1932: SCI-FI HITS THE AIR---Courtesy of old-time radio's first "space opera," Buck Rogers in the 25th Century, which premieres today with Matt Crowley in the original title role and Adele Ronson as co-pilot Wilma Deering for the entire run.

Very few episodes will survive for future collectors, a surprise considering the show is so popular among the comic-strip set that its mail-order gift and premium offers will become almost as popular as the show itself. In due course, the cardboard space helmet---originally obtained with a metal seal from a can of Cocomalt, which sponsored the show---becomes a prize collectible.

CHANNEL SURFING . . .

1943: THE POT ROAST---Enjoying a rare day off, Gildy (Harold Peary) rushes to buy a pot roast for dinner . . . which is where he makes his first mistake, on tonight's edition of The Great Gildersleeve. (NBC.)

Marjorie: Lurene Tuttle. Birdie: Lillian Randolph. Leroy: Walter Tetley. Hooker: Earle Ross. Writers: John Whedon, Sam Moore.

1948: TRIPLE CROSS---Winning six figures on a crooked roulette wheel in Las Vegas---to which an underworld gambler (Herbert Vigran) lures him through the box---proves only slightly less embarrassing to Holliday (Alan Ladd) than losing the money to a beautiful blonde and walking into a murder plot, on tonight's edition of Box 13. (Mutual.)

Suzy: Sylvia Picker. Writer: Russell Hughes.

1948: SAM SHOVEL, PRIVATE EYE---After repeating the famous quiz show call-matching offer, Fred (Allen) offers Arthur Treacher a script for the television crime drama he plans to do in England, on tonight's edition of The Fred Allen Show. (NBC.)

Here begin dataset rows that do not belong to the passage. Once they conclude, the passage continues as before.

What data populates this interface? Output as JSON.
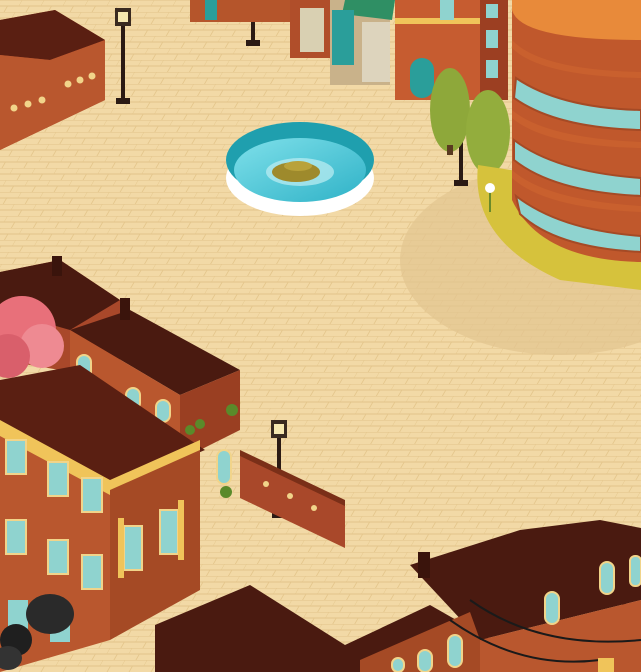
{
  "scene": {
    "palette": {
      "plaza": "#f2d9a6",
      "plaza_tile": "#e6c98f",
      "brick": "#b5552b",
      "brick_dark": "#7a2f18",
      "roof": "#4a1a10",
      "trim": "#f0c45a",
      "window": "#8fd3cf",
      "water": "#4fc9d8",
      "lawn": "#d6c23c",
      "tree": "#8ea83a",
      "blossom": "#e8707a"
    },
    "icons": {
      "fountain": "fountain-icon",
      "lamp": "street-lamp-icon",
      "tree": "pine-tree-icon",
      "trash": "trash-bag-icon"
    }
  }
}
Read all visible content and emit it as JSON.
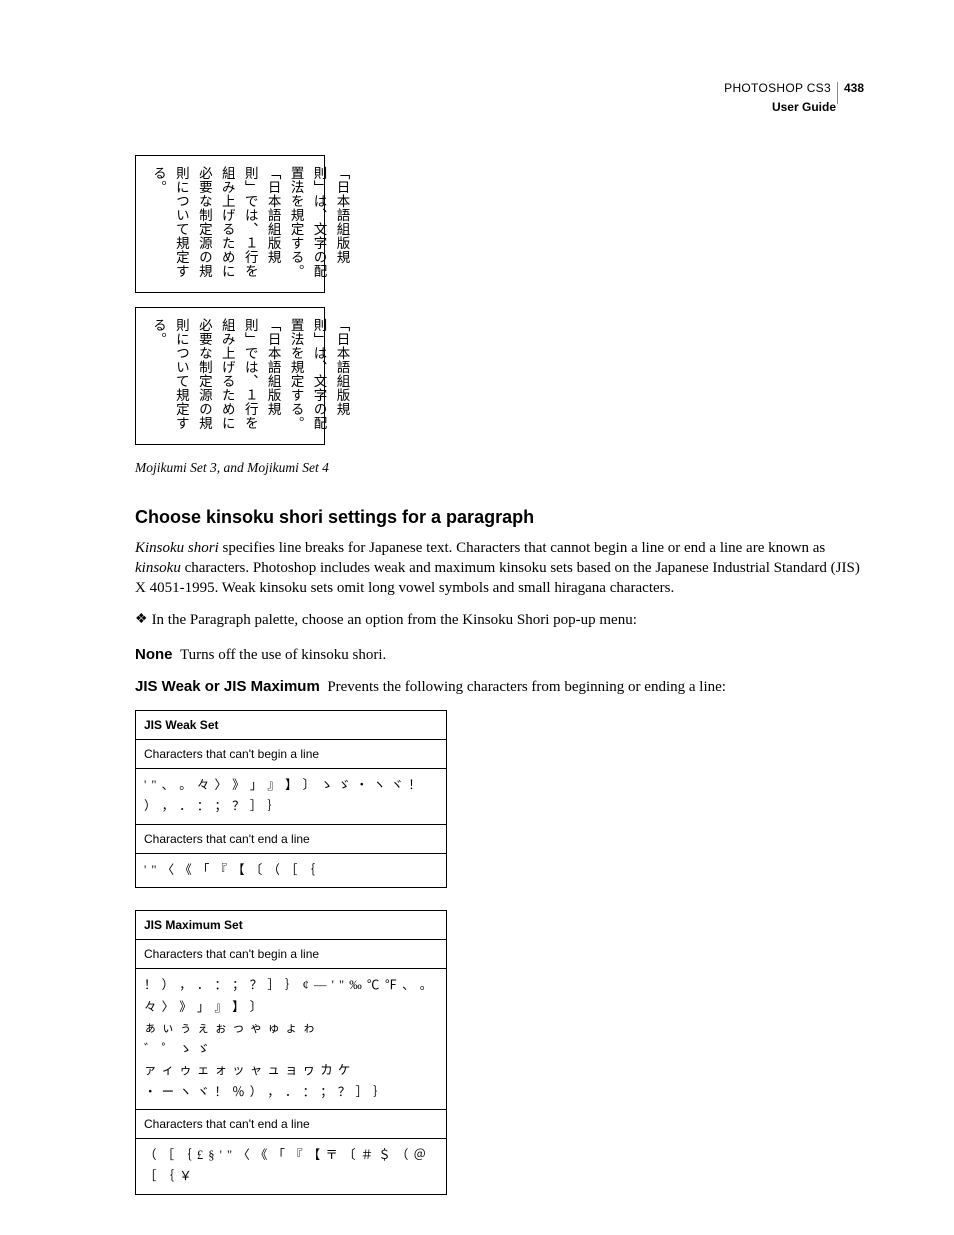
{
  "header": {
    "app": "PHOTOSHOP CS3",
    "page": "438",
    "guide": "User Guide"
  },
  "figure": {
    "box1": "「日本語組版規則」は、文字の配置法を規定する。「日本語組版規則」では、１行を組み上げるために必要な制定源の規則について規定する。",
    "box2": "「日本語組版規則」は、文字の配置法を規定する。「日本語組版規則」では、１行を組み上げるために必要な制定源の規則について規定する。",
    "caption": "Mojikumi Set 3, and Mojikumi Set 4"
  },
  "heading": "Choose kinsoku shori settings for a paragraph",
  "para1a": "Kinsoku shori",
  "para1b": " specifies line breaks for Japanese text. Characters that cannot begin a line or end a line are known as ",
  "para1c": "kinsoku",
  "para1d": " characters. Photoshop includes weak and maximum kinsoku sets based on the Japanese Industrial Standard (JIS) X 4051-1995. Weak kinsoku sets omit long vowel symbols and small hiragana characters.",
  "bullet": "In the Paragraph palette, choose an option from the Kinsoku Shori pop-up menu:",
  "none_label": "None",
  "none_text": "Turns off the use of kinsoku shori.",
  "jis_label": "JIS Weak or JIS Maximum",
  "jis_text": "Prevents the following characters from beginning or ending a line:",
  "weak": {
    "title": "JIS Weak Set",
    "begin_label": "Characters that can't begin a line",
    "begin_chars": "' \" 、 。 々 〉 》 」 』 】 〕 ゝ ゞ ・ ヽ ヾ ！ ） ， ． ： ； ？ ］ ｝",
    "end_label": "Characters that can't end a line",
    "end_chars": "' \" 〈 《 「 『 【 〔 （ ［ ｛"
  },
  "max": {
    "title": "JIS Maximum Set",
    "begin_label": "Characters that can't begin a line",
    "begin_chars": "！ ） ， ． ： ； ？ ］ ｝ ¢ — ' \" ‰ ℃ ℉ 、 。 々 〉 》 」 』 】 〕\nぁ ぃ ぅ ぇ ぉ っ ゃ ゅ ょ ゎ\n゛ ゜ ゝ ゞ\nァ ィ ゥ ェ ォ ッ ャ ュ ョ ヮ カ ケ\n・ ー ヽ ヾ ！ ％ ） ， ． ： ； ？ ］ ｝",
    "end_label": "Characters that can't end a line",
    "end_chars": "（ ［ ｛ £ § ' \" 〈 《 「 『 【 〒 〔 ＃ ＄ （ ＠ ［ ｛ ￥"
  }
}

Cast: Portland Hoffa, Peter Donald, Minerva Pious, Parker Fennelly, Kenny Delmar. Music: Al Goodman and his Orchestra, the Five DeMarco Sisters. Writer: Fred Allen, Larry Marks, Nat Hiken.

1948: ADAM AND THE DARKEST SHOVEL---Three Chicagoans are all who remain alive following a nuclear holocaust, and two (Ernest Chappell, Kathleen Corell) must decide whether to perpetuate the human race all over again, on tonight's edition of Quiet, Please. (ABC.)

Doc: William Adams. Writer: Wyllis Cooper.

PREMIERING TODAY . . .

1868---Royal Copeland (commentator: Health Talk; The Fleischmann Hour), Dexter, Michigan.
1883---Solomon Lightfoot Michaux (Baptist preacher: Elder Michaux's Happiness Church Service), Newport News, Virginia.
1890---Phil Spitalny (conductor: Nestle Chocolateers; Blue Coal Revue; Hour of Charm), Odessa.
1895---Jerry Belcher (interviewer: Vox Pop; Our Neighbours), Austin, Texas.
1897---Herman J. Mankiewicz (writer: Lux Radio Theater), New York City.
1902---Ed Dodd (creator: Mark Trail), Lafayette, Georgia.
1903---Dean Jagger (actor: Crisis in War Town; Columbia Workshop; Cavalcade of America), Lima, Ohio.
1913---Margorie Anderson (disc jockey: Forces Favourites; The Woman's Hour; Home for the Day), London.
1916---Joe Bushkin (jazz pianist: Saturday Night Swing Club; Eddie Condon's Jazz Concert), New York City.
1918---Billy Graham (evangelist: Hour of Decision), Charlotte, North Carolina.
1922---Al Hirt (as Alois Maxwell Hirt; jazz/pop trumpeter: Voices of Vista; The Navy Swings; Here's to Veterans), New Orleans.
1926---Joan Sutherland (operatic soprano: Metropolitan Opera broadcasts), Sydney, Australia.